Aortic Dissection is a break in the integrity of the wall (intima)of the aorta allowing blood into the media, which is subsequently torn into 2, creating another lumen alongside an already existing lumen. May lead to damage of the aortic valve and compromise of aortic branches.
Eventually, the new false lumen joins with the true lumen to create a double-barreled aorta. Alternatively, it may burst into the pericardium or the left pleural cavity, a fetal occurrence.
Some dissections are due to primary bleeds in the media, which rupture into the true lumen through the intima. Chronic arterial dissections may eventually cause aortic aneurysms, and at the same time, aneurysms may complicate dissection.
Divided into type A which involves the ascending aorta, and type B, which does not.
Risk Factors
- Atherosclerosis
- Hypertension (most common)
- Genetic- Ehlers-Danlos and Marfan’s syndromes
- Previous cardiac surgery-aortic valve replacement, CABG
- Fibromuscular dysplasia
- 3rd-trimester pregnancy
- Trauma
- Iatrogenic-Intra aortic balloon pumping and cardiac catheterization
Clinical Features
1. – Chest pain(anterior)- ascending aorta involvement
– Back pain(intracapsular)- descending aorta involved
– Pain is tearing, sudden in onset, and associated with collapsing
2. Hypertension- unless in the case of massive
bleeding
3. Asymmetry of carotid, femoral or brachial pulses with signs pointing to regurgitation of the aorta
4. Occlusion of coronary arteries may lead to mi, carotid to stroke, spinal to paraplegia, coeliac and mesenteric to acute abdomen due to mesenteric ischemia, renal to renal failure, and if leg arteries top acute limb ischemia
Investigations
- MRI/CT angiography is the gold standard- demonstration of the double-barreled aorta
- Chest x-ray – aortic knuckle disruption and upper mediastinal broadening, pleural effusion (left side)

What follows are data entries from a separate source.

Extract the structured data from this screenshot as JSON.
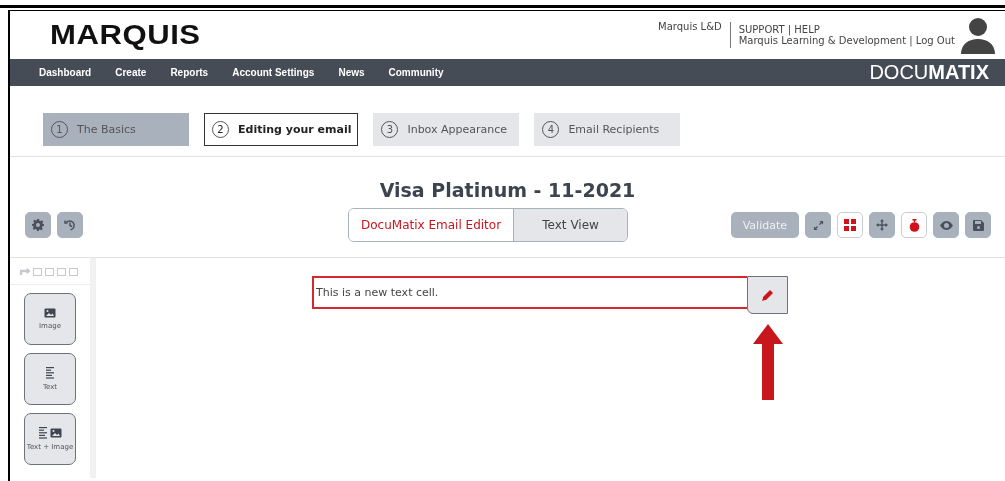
{
  "header": {
    "logo": "MARQUIS",
    "account": "Marquis L&D",
    "support_links": "SUPPORT | HELP",
    "org_line": "Marquis Learning & Development | Log Out"
  },
  "nav": {
    "items": [
      "Dashboard",
      "Create",
      "Reports",
      "Account Settings",
      "News",
      "Community"
    ],
    "brand": "DOCU**MATIX**"
  },
  "steps": [
    {
      "number": "1",
      "label": "The Basics",
      "completed": true,
      "selected": false
    },
    {
      "number": "2",
      "label": "Editing your email",
      "completed": false,
      "selected": true
    },
    {
      "number": "3",
      "label": "Inbox Appearance",
      "completed": false,
      "selected": false
    },
    {
      "number": "4",
      "label": "Email Recipients",
      "completed": false,
      "selected": false
    }
  ],
  "title": "Visa Platinum - 11-2021",
  "left_tools": [
    {
      "kind": "settings"
    },
    {
      "kind": "history"
    }
  ],
  "view_toggle": [
    {
      "label": "DocuMatix Email Editor",
      "selected": true
    },
    {
      "label": "Text View",
      "selected": false
    }
  ],
  "validate_button": "Validate",
  "right_tools": [
    {
      "kind": "expand",
      "active": false
    },
    {
      "kind": "grid",
      "active": true
    },
    {
      "kind": "move",
      "active": false
    },
    {
      "kind": "stopwatch",
      "active": true
    },
    {
      "kind": "preview",
      "active": false
    },
    {
      "kind": "save",
      "active": false
    }
  ],
  "blocks": [
    {
      "kind": "image",
      "label": "Image"
    },
    {
      "kind": "text",
      "label": "Text"
    },
    {
      "kind": "text_image",
      "label": "Text + Image"
    }
  ],
  "text_cell": {
    "text": "This is a new text cell.",
    "selected": true
  }
}
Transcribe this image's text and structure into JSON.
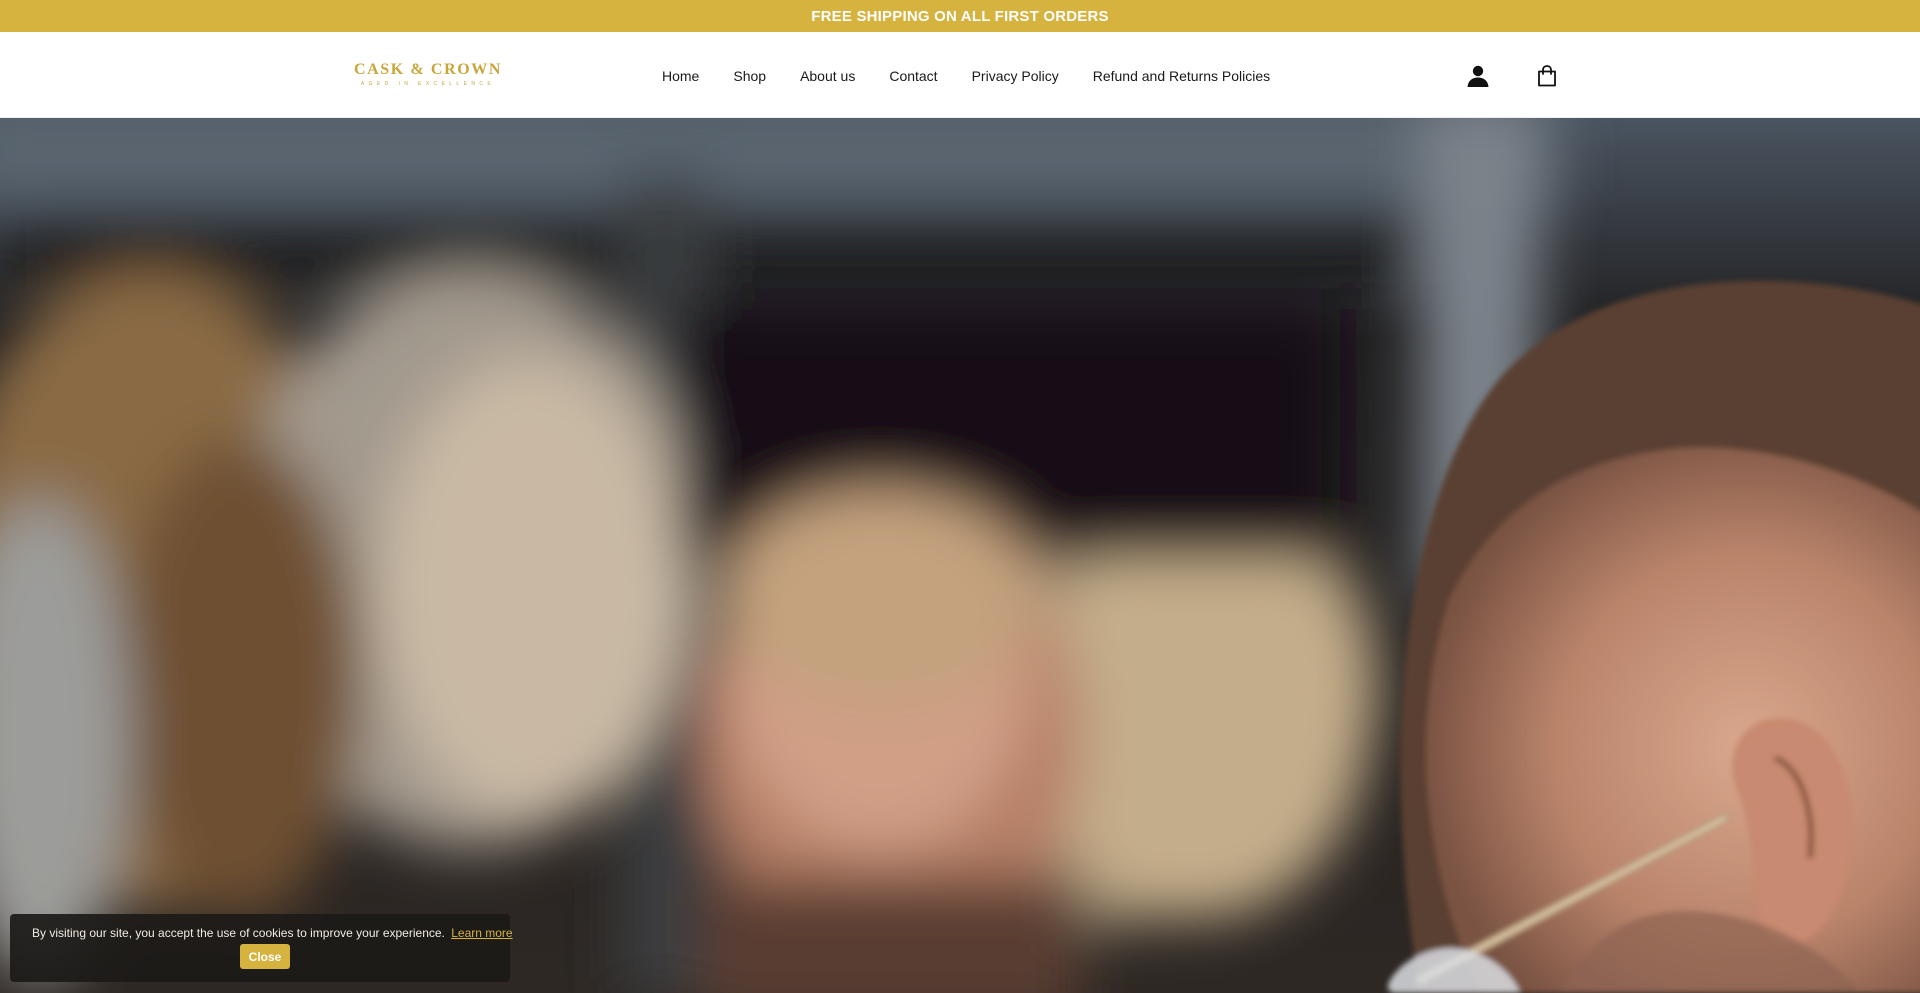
{
  "announcement": {
    "text": "FREE SHIPPING ON ALL FIRST ORDERS"
  },
  "header": {
    "logo": {
      "name": "CASK & CROWN",
      "tagline": "AGED IN EXCELLENCE"
    },
    "nav": [
      {
        "label": "Home"
      },
      {
        "label": "Shop"
      },
      {
        "label": "About us"
      },
      {
        "label": "Contact"
      },
      {
        "label": "Privacy Policy"
      },
      {
        "label": "Refund and Returns Policies"
      }
    ],
    "icons": {
      "account": "user-icon",
      "cart": "shopping-bag-icon"
    }
  },
  "cookie_notice": {
    "text": "By visiting our site, you accept the use of cookies to improve your experience.",
    "link_label": "Learn more",
    "close_label": "Close"
  },
  "colors": {
    "accent": "#d6b23e",
    "logo": "#c9a53a",
    "text": "#1a1a1a",
    "cookie_bg": "#1c1a18"
  }
}
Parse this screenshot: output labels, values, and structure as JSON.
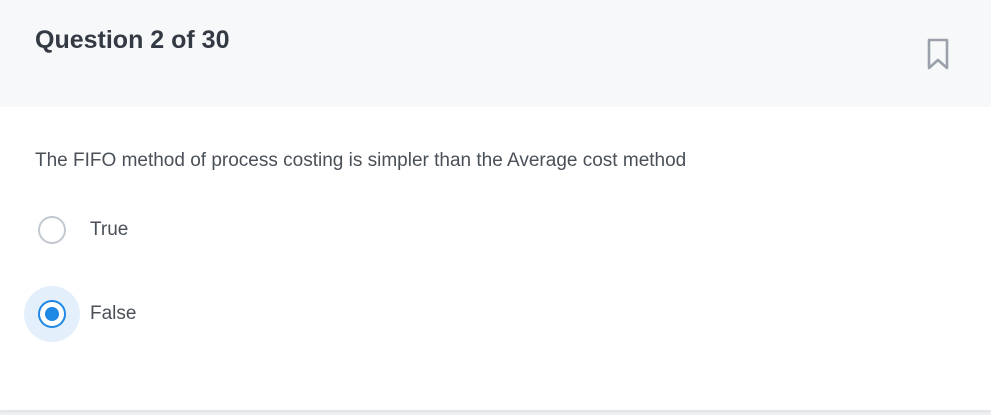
{
  "header": {
    "question_label": "Question 2 of 30"
  },
  "question": {
    "text": "The FIFO method of process costing is simpler than the Average cost method"
  },
  "options": [
    {
      "label": "True",
      "selected": false
    },
    {
      "label": "False",
      "selected": true
    }
  ],
  "icons": {
    "bookmark": "bookmark-icon"
  },
  "colors": {
    "accent": "#1e88e5",
    "selected_halo": "#e3f0fb",
    "header_bg": "#f7f8fa",
    "title_text": "#333a43",
    "body_text": "#4a5058",
    "radio_border": "#c2c8d0"
  }
}
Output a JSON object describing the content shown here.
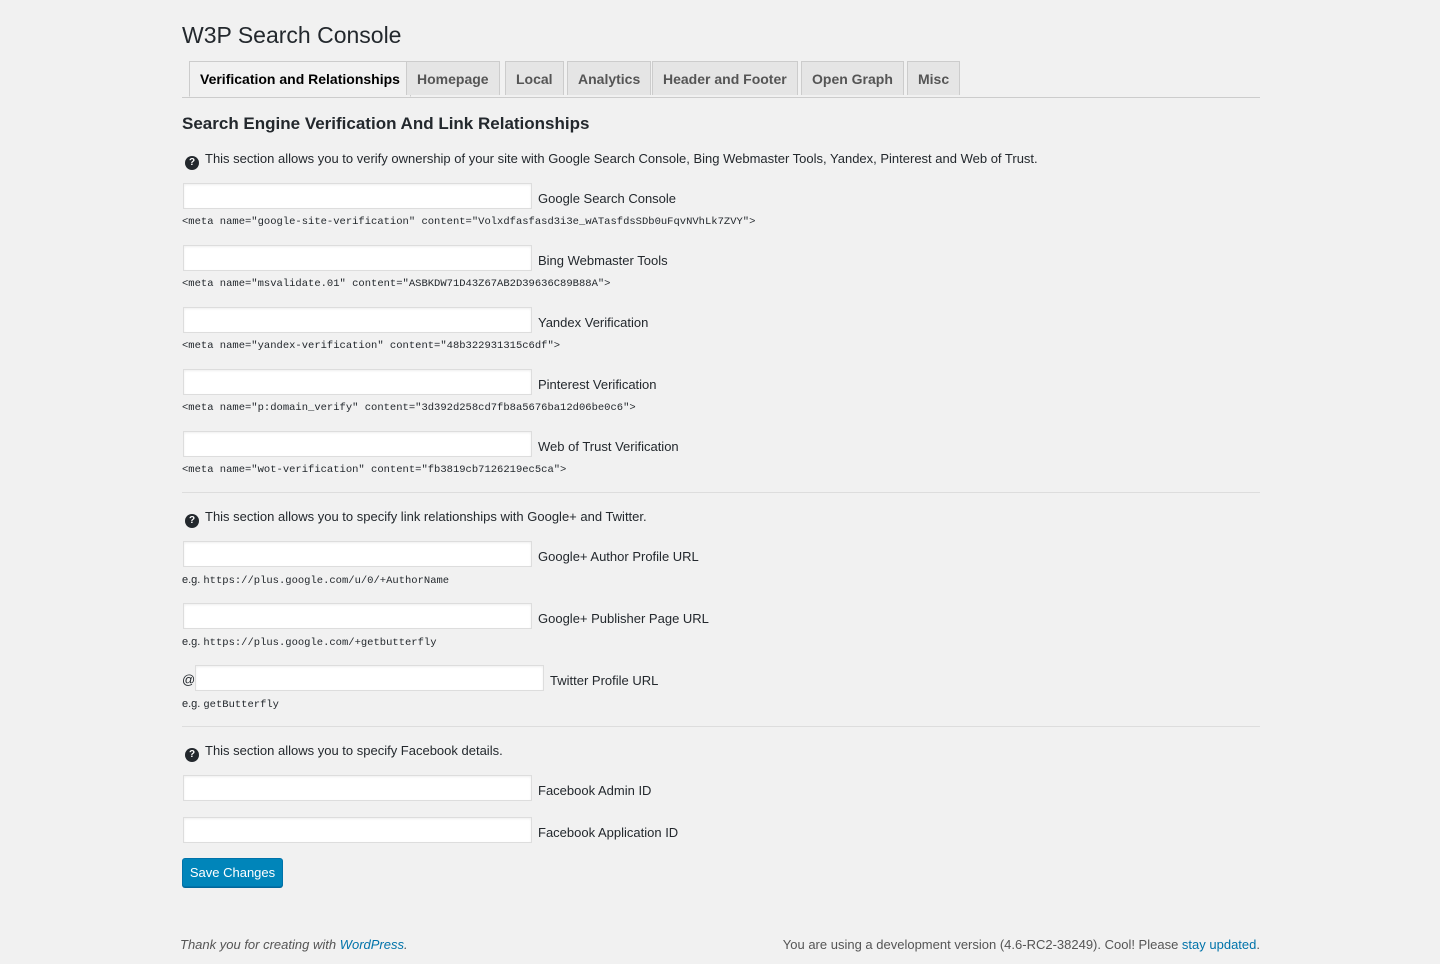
{
  "page": {
    "title": "W3P Search Console"
  },
  "tabs": [
    {
      "label": "Verification and Relationships",
      "active": true
    },
    {
      "label": "Homepage",
      "active": false
    },
    {
      "label": "Local",
      "active": false
    },
    {
      "label": "Analytics",
      "active": false
    },
    {
      "label": "Header and Footer",
      "active": false
    },
    {
      "label": "Open Graph",
      "active": false
    },
    {
      "label": "Misc",
      "active": false
    }
  ],
  "section": {
    "title": "Search Engine Verification And Link Relationships",
    "verification_info": "This section allows you to verify ownership of your site with Google Search Console, Bing Webmaster Tools, Yandex, Pinterest and Web of Trust.",
    "relationships_info": "This section allows you to specify link relationships with Google+ and Twitter.",
    "facebook_info": "This section allows you to specify Facebook details."
  },
  "verification_fields": [
    {
      "label": "Google Search Console",
      "value": "",
      "hint": "<meta name=\"google-site-verification\" content=\"Volxdfasfasd3i3e_wATasfdsSDb0uFqvNVhLk7ZVY\">"
    },
    {
      "label": "Bing Webmaster Tools",
      "value": "",
      "hint": "<meta name=\"msvalidate.01\" content=\"ASBKDW71D43Z67AB2D39636C89B88A\">"
    },
    {
      "label": "Yandex Verification",
      "value": "",
      "hint": "<meta name=\"yandex-verification\" content=\"48b322931315c6df\">"
    },
    {
      "label": "Pinterest Verification",
      "value": "",
      "hint": "<meta name=\"p:domain_verify\" content=\"3d392d258cd7fb8a5676ba12d06be0c6\">"
    },
    {
      "label": "Web of Trust Verification",
      "value": "",
      "hint": "<meta name=\"wot-verification\" content=\"fb3819cb7126219ec5ca\">"
    }
  ],
  "relationship_fields": [
    {
      "label": "Google+ Author Profile URL",
      "value": "",
      "eg_prefix": "e.g.",
      "eg": "https://plus.google.com/u/0/+AuthorName"
    },
    {
      "label": "Google+ Publisher Page URL",
      "value": "",
      "eg_prefix": "e.g.",
      "eg": "https://plus.google.com/+getbutterfly"
    },
    {
      "label": "Twitter Profile URL",
      "value": "",
      "at": "@",
      "eg_prefix": "e.g.",
      "eg": "getButterfly"
    }
  ],
  "facebook_fields": [
    {
      "label": "Facebook Admin ID",
      "value": ""
    },
    {
      "label": "Facebook Application ID",
      "value": ""
    }
  ],
  "buttons": {
    "save": "Save Changes"
  },
  "footer": {
    "left_text": "Thank you for creating with ",
    "left_link": "WordPress",
    "left_suffix": ".",
    "right_text": "You are using a development version (4.6-RC2-38249). Cool! Please ",
    "right_link": "stay updated",
    "right_suffix": "."
  },
  "colors": {
    "primary_button": "#0085ba",
    "link": "#0073aa",
    "background": "#f1f1f1"
  }
}
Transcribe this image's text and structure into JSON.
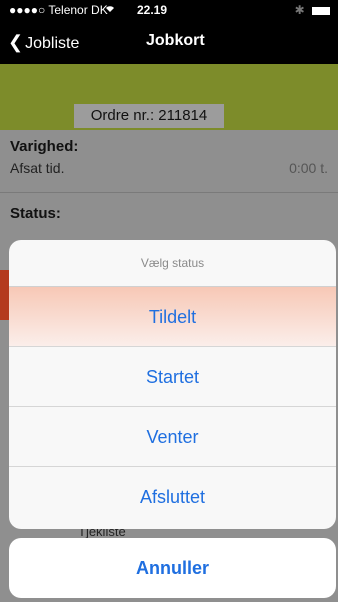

- ECG –hypertrophy of the left ventricle, inferior MI-related changes
- Doppler echo-aortic root dilatation, regurgitation of aorta, dissection flap
- TOE – since transthoracic echo only shows the first three to four cm of the aorta(ascending)
Management
- Urgent treatment due to high rates of early mortality
- Start with antihypertensive and analgesics
- Type A: surgery as an emergency to replace ascending aorta
- Type B: medical management unless in the case of impending or actual external rupture, or ischemia of vital organs, since surgery-related mortality is high
- Aims to maintain MAP at 70-75 mmhg to lower the force of blood ejection from the left ventricle
- First-line therapy with β –blockers, labetalol used since it has α blockade too
- Calcium channel blockers like diltiazem and verapamil are used if β –blockers are contraindicated
- If the above fails to control BP, use sodium nitroprusside
Use of percutaneous repair of endolumen- fenestrates intima flap to allow the return of blood to the true lumen, or alternatively implanting a graft stent from the femoral artery.